To the point of rapid spreading, Burns also notes a website called “Where’s George?,” which allows you to type in the serial number of a dollar bill and discover where it has been, how many people have had it, etc.
“It turns out the same program is used by the CDC to sort of predict,” Burns says, then channels Mark Whitacre once more: “You’re going to meet someone today who’s probably going to be getting on a plane and you may shake their hand or you may turn the sink on and they’re going to follow you into the bathroom and now they’re walking out with some of their DNA and they’re going to rub their nose like I just did. And the same thing happens with the internet. It’s the same kind of unpredictable content.”
It’s certainly fair to say Burns learned a great deal while writing “Contagion,” but while he is impressed with the infrastructure to deal with a serious outbreak scenario, he’s also quick to state the obvious, that he’s “never met anybody in this process that says, ‘We’re adequately funded and we’re fine.’” He weaves plenty of that political side of things into the script, notions of state health departments and the differences in funding (and, therefore, quality) across that spectrum. He touches on ideas of civil rights issues and the different and, in his opinion, correct protocols surrounding public health in other countries, protocols that would no doubt leave many Americans stunned if they were implemented here.

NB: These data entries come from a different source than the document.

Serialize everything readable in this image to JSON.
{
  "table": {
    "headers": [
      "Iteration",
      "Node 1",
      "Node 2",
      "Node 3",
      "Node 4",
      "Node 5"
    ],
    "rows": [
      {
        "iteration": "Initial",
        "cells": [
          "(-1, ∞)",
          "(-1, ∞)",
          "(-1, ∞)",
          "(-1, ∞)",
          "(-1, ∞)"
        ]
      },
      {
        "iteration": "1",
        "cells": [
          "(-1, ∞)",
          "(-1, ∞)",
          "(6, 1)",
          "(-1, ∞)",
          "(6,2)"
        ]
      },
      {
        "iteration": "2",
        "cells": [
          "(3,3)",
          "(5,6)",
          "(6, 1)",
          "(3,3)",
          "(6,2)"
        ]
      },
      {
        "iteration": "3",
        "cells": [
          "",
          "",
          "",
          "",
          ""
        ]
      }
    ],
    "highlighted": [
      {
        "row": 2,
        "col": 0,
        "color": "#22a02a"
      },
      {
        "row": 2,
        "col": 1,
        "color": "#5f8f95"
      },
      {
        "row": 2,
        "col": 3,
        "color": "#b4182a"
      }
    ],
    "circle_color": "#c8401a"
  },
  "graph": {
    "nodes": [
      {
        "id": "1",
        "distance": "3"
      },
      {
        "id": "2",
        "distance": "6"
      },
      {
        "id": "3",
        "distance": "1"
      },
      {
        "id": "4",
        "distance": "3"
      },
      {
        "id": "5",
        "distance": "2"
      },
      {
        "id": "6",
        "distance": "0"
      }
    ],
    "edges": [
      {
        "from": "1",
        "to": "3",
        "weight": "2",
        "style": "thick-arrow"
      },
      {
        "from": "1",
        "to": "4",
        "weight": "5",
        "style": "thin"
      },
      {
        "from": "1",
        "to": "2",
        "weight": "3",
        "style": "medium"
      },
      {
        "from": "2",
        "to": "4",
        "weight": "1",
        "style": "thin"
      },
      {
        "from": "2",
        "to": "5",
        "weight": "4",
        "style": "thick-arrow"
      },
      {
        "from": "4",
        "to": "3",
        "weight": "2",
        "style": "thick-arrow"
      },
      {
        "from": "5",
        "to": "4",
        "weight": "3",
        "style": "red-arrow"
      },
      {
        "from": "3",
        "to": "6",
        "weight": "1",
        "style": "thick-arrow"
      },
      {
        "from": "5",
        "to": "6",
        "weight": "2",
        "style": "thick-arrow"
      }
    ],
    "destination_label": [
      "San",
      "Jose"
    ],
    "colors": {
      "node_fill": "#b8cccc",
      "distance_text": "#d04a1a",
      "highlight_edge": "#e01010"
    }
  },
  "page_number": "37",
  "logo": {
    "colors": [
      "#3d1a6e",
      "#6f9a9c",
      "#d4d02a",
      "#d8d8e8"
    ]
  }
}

But “Contagion” is a dense piece of work with a lot of considerations and the material left unused here could easily fill another 1700 words. And you have to close the door some time. Perhaps it’s best to end on the philosophical stakes of the narrative that Burns discovered over the process of writing the film:
“What I came to love about what we were trying to do is, on one hand, to survive these things, we need to create a little distance between each other. And yet, to survive these things, we really need to rely on each other. When I was writing the script, I was like three months in and H1N1 happened. I was in New York meeting with Laurie Garrett. I walked into the restaurant and she got up and I was going to give her a hug and she was like, ‘We don’t do that right now. We have to observe social distancing.’ And you realize that this concept of public health, that’s what that means.
“Like Japanese people, when they wear masks, they’re not wearing them because they think they’re going to get sick. They’re wearing them because they think they are sick and they don’t want to get other people sick. And so they’re protecting their fellow person. And I think that goes back to this issue of we don’t have, as individuals, a sense of public health. If you go to a football game and you’re sick, but you really wanted to go and you’re passing people’s money down the row and their hot dog back to them and you’re coughing and they’re two feet away from you, you know, not cool. That became really interesting to me. That was probably the thing that changed the most, this idea that if we’re going to live in big cities on top of each other, I have a health responsibility to the person next to me.”
“Contagion” bows at the Venice Film Festival Saturday and opens stateside Friday, September 9.